If you consider mutual fund returns over a period of 10-years of various fund schemes, you would realise that many gave at least 4-5 times the returns if not more than that. Thus, the investors who held on to their investments without wavering gained a lot of profit. You could easily find data online, which compares the amount invested 10 years ago via lumpsum as well as SIP and the returns received today. From that data, you can infer that the returns were quite high even when you consider the market lows experienced in 2008. If you consider the 10-year period from 2009 to 2019, you will find that the benchmark index, BSE Sensex, tripled to grow in the last decade. While BSE Midcap index quadrupled and BSE Smallcap index also rose by a large margin. The bottom line for this analysis is to wait out the lows of the market for better and higher returns.

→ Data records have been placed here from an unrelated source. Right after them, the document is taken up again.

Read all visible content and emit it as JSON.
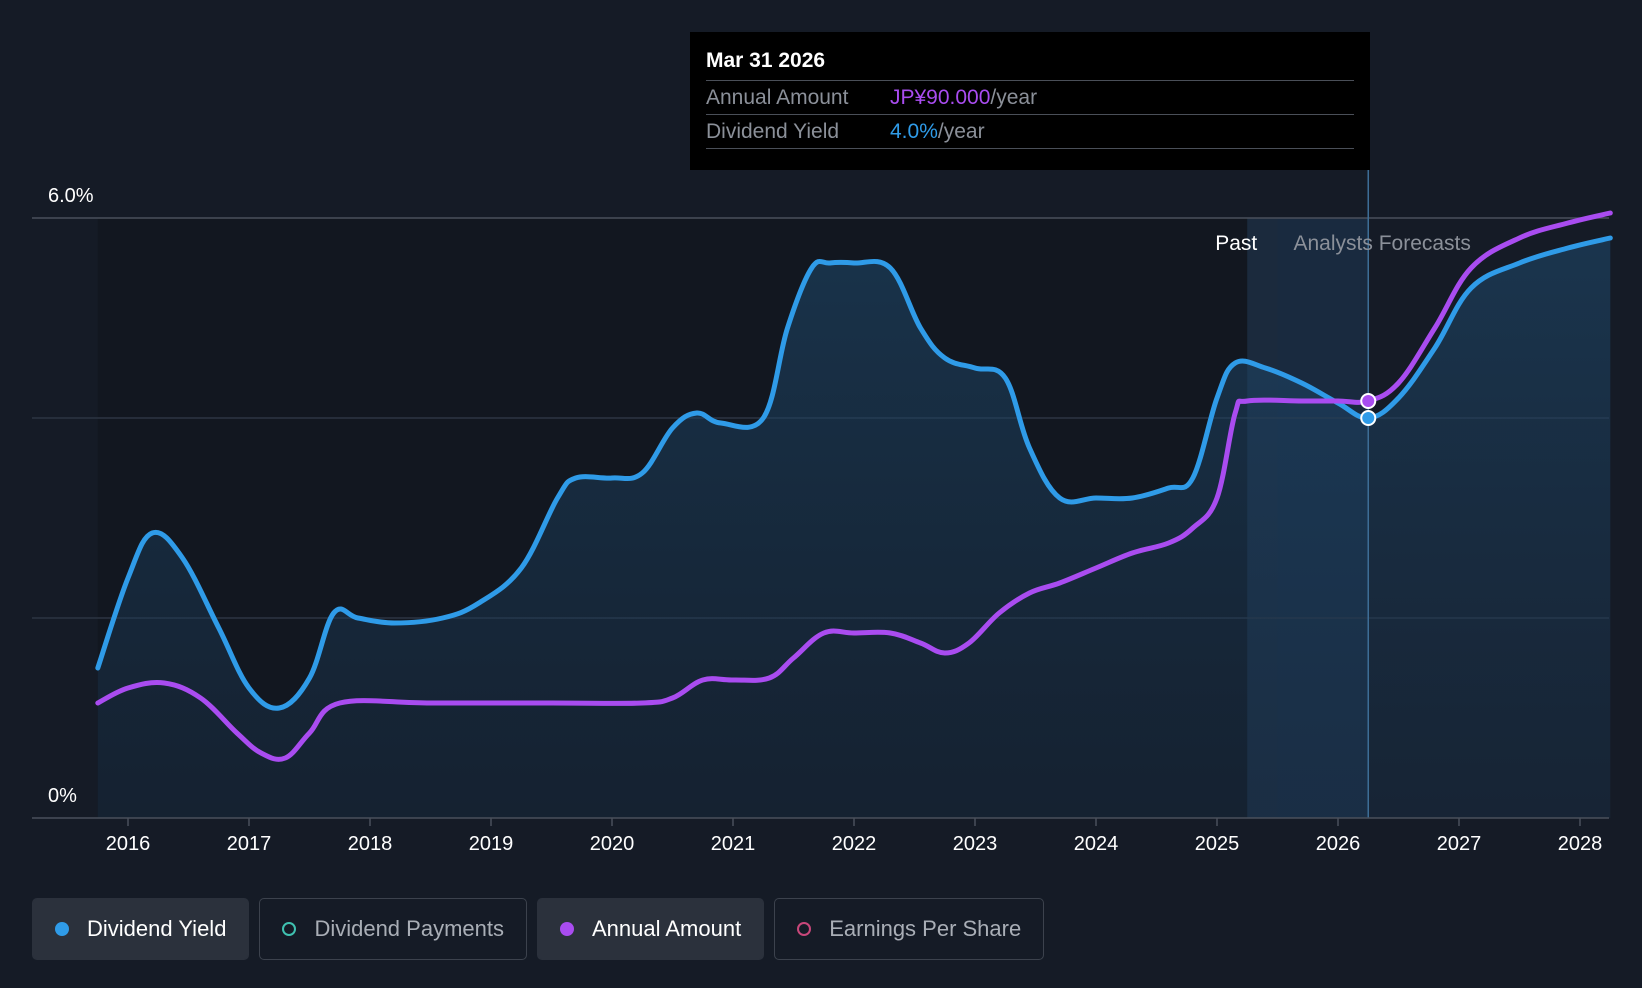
{
  "tooltip": {
    "date": "Mar 31 2026",
    "rows": [
      {
        "label": "Annual Amount",
        "value": "JP¥90.000",
        "unit": "/year"
      },
      {
        "label": "Dividend Yield",
        "value": "4.0%",
        "unit": "/year"
      }
    ]
  },
  "regions": {
    "past": "Past",
    "forecast": "Analysts Forecasts"
  },
  "legend": [
    {
      "label": "Dividend Yield",
      "active": true,
      "color": "#2f9be8"
    },
    {
      "label": "Dividend Payments",
      "active": false,
      "color": "#3fc1b0"
    },
    {
      "label": "Annual Amount",
      "active": true,
      "color": "#a94cf0"
    },
    {
      "label": "Earnings Per Share",
      "active": false,
      "color": "#c8477a"
    }
  ],
  "chart_data": {
    "type": "line",
    "y_tick_labels": [
      "6.0%",
      "0%"
    ],
    "ylim": [
      0,
      6.0
    ],
    "xlim": [
      2015.75,
      2028.25
    ],
    "x_ticks": [
      2016,
      2017,
      2018,
      2019,
      2020,
      2021,
      2022,
      2023,
      2024,
      2025,
      2026,
      2027,
      2028
    ],
    "grid": true,
    "legend_position": "bottom",
    "past_end": 2025.25,
    "forecast_start": 2025.5,
    "highlight_x": 2026.25,
    "series": [
      {
        "name": "Dividend Yield",
        "color": "#2f9be8",
        "x": [
          2015.75,
          2016.0,
          2016.2,
          2016.45,
          2016.75,
          2017.0,
          2017.25,
          2017.5,
          2017.7,
          2017.9,
          2018.2,
          2018.6,
          2018.9,
          2019.25,
          2019.55,
          2019.7,
          2020.0,
          2020.25,
          2020.5,
          2020.7,
          2020.9,
          2021.25,
          2021.45,
          2021.65,
          2021.8,
          2022.0,
          2022.3,
          2022.55,
          2022.75,
          2023.0,
          2023.25,
          2023.45,
          2023.7,
          2024.0,
          2024.3,
          2024.6,
          2024.8,
          2025.0,
          2025.15,
          2025.4,
          2025.7,
          2026.0,
          2026.25,
          2026.5,
          2026.8,
          2027.1,
          2027.5,
          2027.9,
          2028.25
        ],
        "y": [
          1.5,
          2.4,
          2.85,
          2.6,
          1.9,
          1.3,
          1.1,
          1.4,
          2.05,
          2.0,
          1.95,
          2.0,
          2.15,
          2.5,
          3.2,
          3.4,
          3.4,
          3.45,
          3.9,
          4.05,
          3.95,
          4.0,
          4.9,
          5.5,
          5.55,
          5.55,
          5.5,
          4.9,
          4.6,
          4.5,
          4.4,
          3.7,
          3.2,
          3.2,
          3.2,
          3.3,
          3.4,
          4.2,
          4.55,
          4.5,
          4.35,
          4.15,
          4.0,
          4.2,
          4.7,
          5.3,
          5.55,
          5.7,
          5.8
        ]
      },
      {
        "name": "Annual Amount",
        "color": "#a94cf0",
        "x": [
          2015.75,
          2016.0,
          2016.3,
          2016.6,
          2016.9,
          2017.1,
          2017.3,
          2017.5,
          2017.75,
          2018.5,
          2019.5,
          2020.25,
          2020.5,
          2020.75,
          2021.0,
          2021.3,
          2021.5,
          2021.75,
          2022.0,
          2022.3,
          2022.55,
          2022.75,
          2022.95,
          2023.2,
          2023.45,
          2023.7,
          2024.0,
          2024.3,
          2024.6,
          2024.8,
          2025.0,
          2025.15,
          2025.25,
          2025.7,
          2026.0,
          2026.25,
          2026.5,
          2026.8,
          2027.1,
          2027.5,
          2027.9,
          2028.25
        ],
        "y": [
          1.15,
          1.3,
          1.35,
          1.2,
          0.85,
          0.65,
          0.6,
          0.85,
          1.15,
          1.15,
          1.15,
          1.15,
          1.2,
          1.38,
          1.38,
          1.4,
          1.6,
          1.85,
          1.85,
          1.85,
          1.75,
          1.65,
          1.75,
          2.05,
          2.25,
          2.35,
          2.5,
          2.65,
          2.75,
          2.9,
          3.2,
          4.05,
          4.17,
          4.17,
          4.17,
          4.17,
          4.35,
          4.9,
          5.5,
          5.8,
          5.95,
          6.05
        ]
      }
    ]
  }
}
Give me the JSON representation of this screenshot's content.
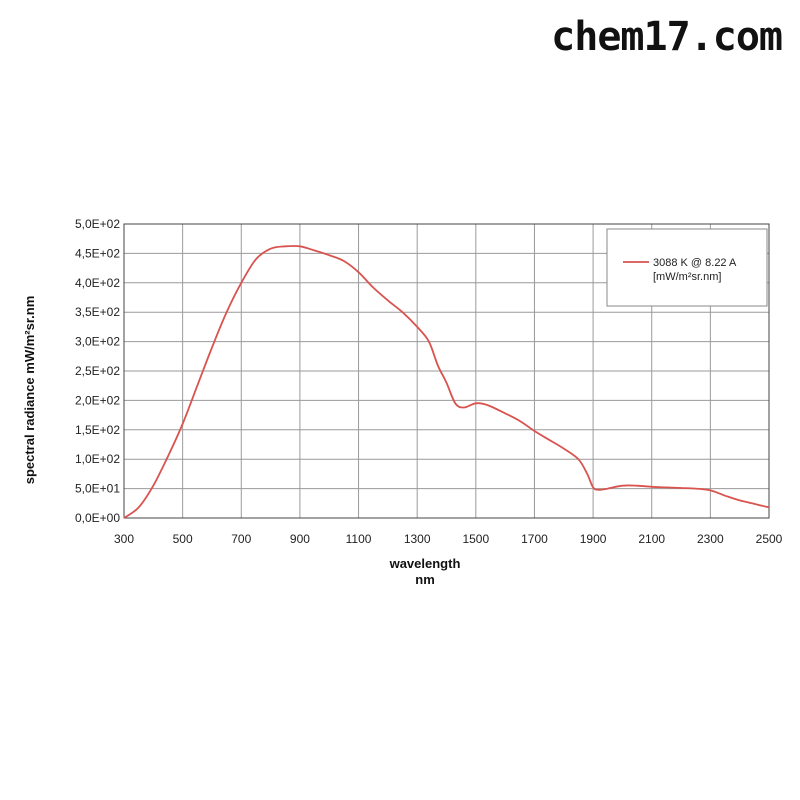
{
  "watermark": "chem17.com",
  "chart_data": {
    "type": "line",
    "xlabel": "wavelength",
    "xunit": "nm",
    "ylabel": "spectral radiance mW/m²sr.nm",
    "xlim": [
      300,
      2500
    ],
    "ylim": [
      0,
      500
    ],
    "x_ticks": [
      300,
      500,
      700,
      900,
      1100,
      1300,
      1500,
      1700,
      1900,
      2100,
      2300,
      2500
    ],
    "y_ticks": [
      0,
      50,
      100,
      150,
      200,
      250,
      300,
      350,
      400,
      450,
      500
    ],
    "y_tick_labels": [
      "0,0E+00",
      "5,0E+01",
      "1,0E+02",
      "1,5E+02",
      "2,0E+02",
      "2,5E+02",
      "3,0E+02",
      "3,5E+02",
      "4,0E+02",
      "4,5E+02",
      "5,0E+02"
    ],
    "grid": true,
    "legend_position": "top-right",
    "colors": {
      "series": "#d9534f",
      "grid": "#9a9a9a",
      "frame": "#444444"
    },
    "series": [
      {
        "name": "3088 K @ 8.22 A",
        "legend_sub": "[mW/m²sr.nm]",
        "x": [
          300,
          350,
          400,
          450,
          500,
          550,
          600,
          650,
          700,
          750,
          800,
          850,
          900,
          950,
          1000,
          1050,
          1100,
          1150,
          1200,
          1250,
          1300,
          1340,
          1370,
          1400,
          1430,
          1460,
          1500,
          1540,
          1600,
          1650,
          1700,
          1750,
          1800,
          1850,
          1880,
          1900,
          1920,
          1950,
          2000,
          2050,
          2100,
          2150,
          2200,
          2250,
          2300,
          2350,
          2400,
          2450,
          2500
        ],
        "values": [
          0,
          18,
          55,
          105,
          160,
          225,
          290,
          350,
          400,
          440,
          458,
          462,
          462,
          455,
          447,
          437,
          418,
          392,
          370,
          350,
          325,
          300,
          260,
          230,
          195,
          188,
          195,
          192,
          178,
          165,
          148,
          133,
          118,
          100,
          75,
          52,
          48,
          50,
          55,
          55,
          53,
          52,
          51,
          50,
          47,
          38,
          30,
          24,
          18
        ]
      }
    ]
  }
}
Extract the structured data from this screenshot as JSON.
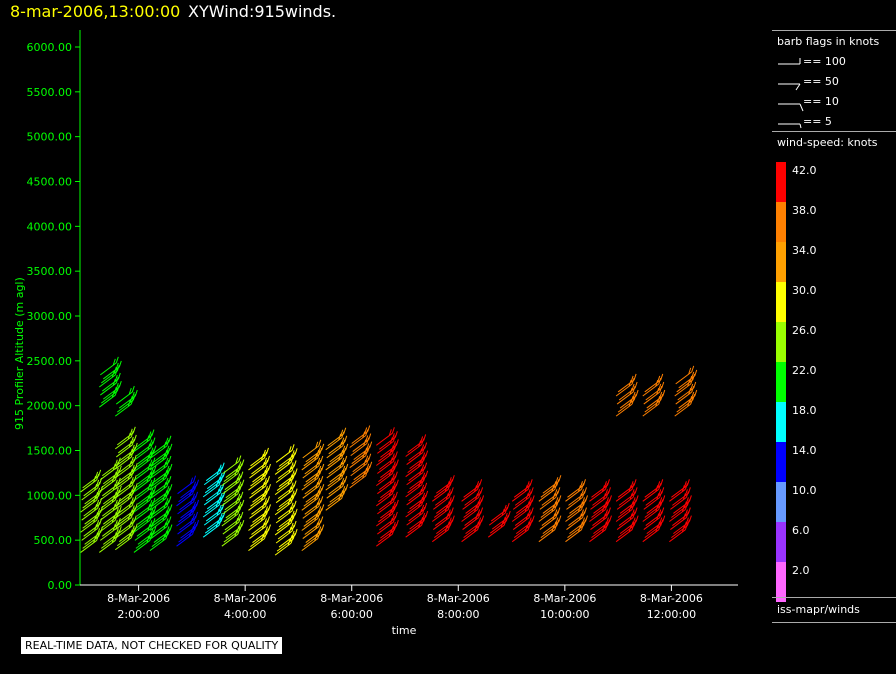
{
  "header": {
    "datetime": "8-mar-2006,13:00:00",
    "product": "XYWind:915winds."
  },
  "chart_data": {
    "type": "scatter",
    "ylabel": "915 Profiler Altitude (m agl)",
    "xlabel": "time",
    "ylim": [
      0,
      6200
    ],
    "y_ticks": [
      "0.00",
      "500.00",
      "1000.00",
      "1500.00",
      "2000.00",
      "2500.00",
      "3000.00",
      "3500.00",
      "4000.00",
      "4500.00",
      "5000.00",
      "5500.00",
      "6000.00"
    ],
    "x_ticks": [
      {
        "date": "8-Mar-2006",
        "time": "2:00:00",
        "hour": 2
      },
      {
        "date": "8-Mar-2006",
        "time": "4:00:00",
        "hour": 4
      },
      {
        "date": "8-Mar-2006",
        "time": "6:00:00",
        "hour": 6
      },
      {
        "date": "8-Mar-2006",
        "time": "8:00:00",
        "hour": 8
      },
      {
        "date": "8-Mar-2006",
        "time": "10:00:00",
        "hour": 10
      },
      {
        "date": "8-Mar-2006",
        "time": "12:00:00",
        "hour": 12
      }
    ],
    "xlim_hours": [
      0.9,
      13.25
    ],
    "profiles": [
      {
        "hour": 1.1,
        "speed": 24,
        "low": 430,
        "high": 1180
      },
      {
        "hour": 1.45,
        "speed": 25,
        "low": 430,
        "high": 1300
      },
      {
        "hour": 1.45,
        "speed": 22,
        "low": 2050,
        "high": 2420
      },
      {
        "hour": 1.75,
        "speed": 24,
        "low": 460,
        "high": 1650
      },
      {
        "hour": 1.75,
        "speed": 22,
        "low": 1950,
        "high": 2100
      },
      {
        "hour": 2.1,
        "speed": 20,
        "low": 430,
        "high": 1600
      },
      {
        "hour": 2.4,
        "speed": 22,
        "low": 450,
        "high": 1550
      },
      {
        "hour": 2.9,
        "speed": 15,
        "low": 500,
        "high": 1100
      },
      {
        "hour": 3.4,
        "speed": 18,
        "low": 600,
        "high": 1250
      },
      {
        "hour": 3.75,
        "speed": 27,
        "low": 500,
        "high": 1350
      },
      {
        "hour": 4.25,
        "speed": 30,
        "low": 450,
        "high": 1400
      },
      {
        "hour": 4.75,
        "speed": 31,
        "low": 400,
        "high": 1450
      },
      {
        "hour": 5.25,
        "speed": 33,
        "low": 450,
        "high": 1500
      },
      {
        "hour": 5.7,
        "speed": 35,
        "low": 900,
        "high": 1650
      },
      {
        "hour": 6.15,
        "speed": 36,
        "low": 1150,
        "high": 1650
      },
      {
        "hour": 6.65,
        "speed": 41,
        "low": 500,
        "high": 1650
      },
      {
        "hour": 7.2,
        "speed": 40,
        "low": 600,
        "high": 1550
      },
      {
        "hour": 7.7,
        "speed": 41,
        "low": 550,
        "high": 1100
      },
      {
        "hour": 8.25,
        "speed": 41,
        "low": 550,
        "high": 1050
      },
      {
        "hour": 8.75,
        "speed": 41,
        "low": 600,
        "high": 800
      },
      {
        "hour": 9.2,
        "speed": 40,
        "low": 550,
        "high": 1050
      },
      {
        "hour": 9.7,
        "speed": 39,
        "low": 550,
        "high": 1100
      },
      {
        "hour": 10.2,
        "speed": 38,
        "low": 550,
        "high": 1050
      },
      {
        "hour": 10.65,
        "speed": 41,
        "low": 550,
        "high": 1050
      },
      {
        "hour": 11.15,
        "speed": 41,
        "low": 550,
        "high": 1050
      },
      {
        "hour": 11.65,
        "speed": 40,
        "low": 550,
        "high": 1050
      },
      {
        "hour": 12.15,
        "speed": 41,
        "low": 550,
        "high": 1050
      },
      {
        "hour": 11.15,
        "speed": 38,
        "low": 1950,
        "high": 2250
      },
      {
        "hour": 11.65,
        "speed": 38,
        "low": 1950,
        "high": 2250
      },
      {
        "hour": 12.25,
        "speed": 37,
        "low": 1950,
        "high": 2350
      }
    ]
  },
  "legend": {
    "barb_title": "barb flags in knots",
    "barb_items": [
      "== 100",
      "== 50",
      "== 10",
      "== 5"
    ],
    "speed_title": "wind-speed: knots",
    "scale": [
      {
        "label": "42.0",
        "color": "#ff0000"
      },
      {
        "label": "38.0",
        "color": "#ff8000"
      },
      {
        "label": "34.0",
        "color": "#ffa000"
      },
      {
        "label": "30.0",
        "color": "#ffff00"
      },
      {
        "label": "26.0",
        "color": "#99ff00"
      },
      {
        "label": "22.0",
        "color": "#00ff00"
      },
      {
        "label": "18.0",
        "color": "#00ffff"
      },
      {
        "label": "14.0",
        "color": "#0000ff"
      },
      {
        "label": "10.0",
        "color": "#6699ff"
      },
      {
        "label": "6.0",
        "color": "#9933ff"
      },
      {
        "label": "2.0",
        "color": "#ff66ff"
      }
    ],
    "source": "iss-mapr/winds"
  },
  "footer": {
    "qc_note": "REAL-TIME DATA, NOT CHECKED FOR QUALITY"
  }
}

There are two methods of investing in mutual funds, Systematic Investment Plan and Lumpsum:
SIP Investment
SIP allows you to contribute a fixed amount of sum into a preferred mutual fund scheme on a regular basis. The advantage of choosing a SIP is that it enables you to contribute regularly, opening doors to young investors.
Lumpsum
In lumpsum investment mode, money is invested in one go as compared to SIP, where a small amount is contributed regularly. If you have a large corpus, you can opt to invest a considerable proportion of money into lumpsum mutual funds.
Rahul Jain - Head of Personal Wealth Advisory of Edelweiss Financial Services, wrote about the Market conditions of India and how you can take advantage of it. He advised that you can use the market volatility to take stock of your portfolio and reorganise it. This can be achieved by analysing your financial standing and risk appetite, remaining invested in quality stocks, and considering liquid funds that invest in securities with short-term maturities and offer high returns.
While writing about how you shouldn’t cut your losses during the current situation, he guided that patience along with discipline can help you navigate through the current crisis, while also adding significant value to your wealth, in the long run. This is because every stock has been affected, and the lows of the market can be an opportunity to buy quality shares.
Opportunity to buy Quality stocks
When many investors are surrendering their shares due to the fear of market decline, you can look at this as an opportunity and buy quality stocks. This is also the perfect chance to remove the stocks which are not performing well.
Accomplishing your Financial Goals
By staying invested in your SIP, you can incur fewer losses and accomplish your 5 or 10-year financial goals. If you were to liquidate your funds, the losses would be higher, and you would have to start from square one in achieving your objectives.
Experiment with SIP strategies
There are various SIP investment strategies available that you can try and experiment with. Maybe some strategies can help you limit some losses and aid you in waiting out the worst impact of the market.
What you as an investor, can conclude from this is that you shouldn’t easily give up on your investments. Though panic is the first reaction when you see the market conditions worsening, you would only experience higher losses by liquidating your funds. Hold onto your SIP investment and wait for the market to stabilise.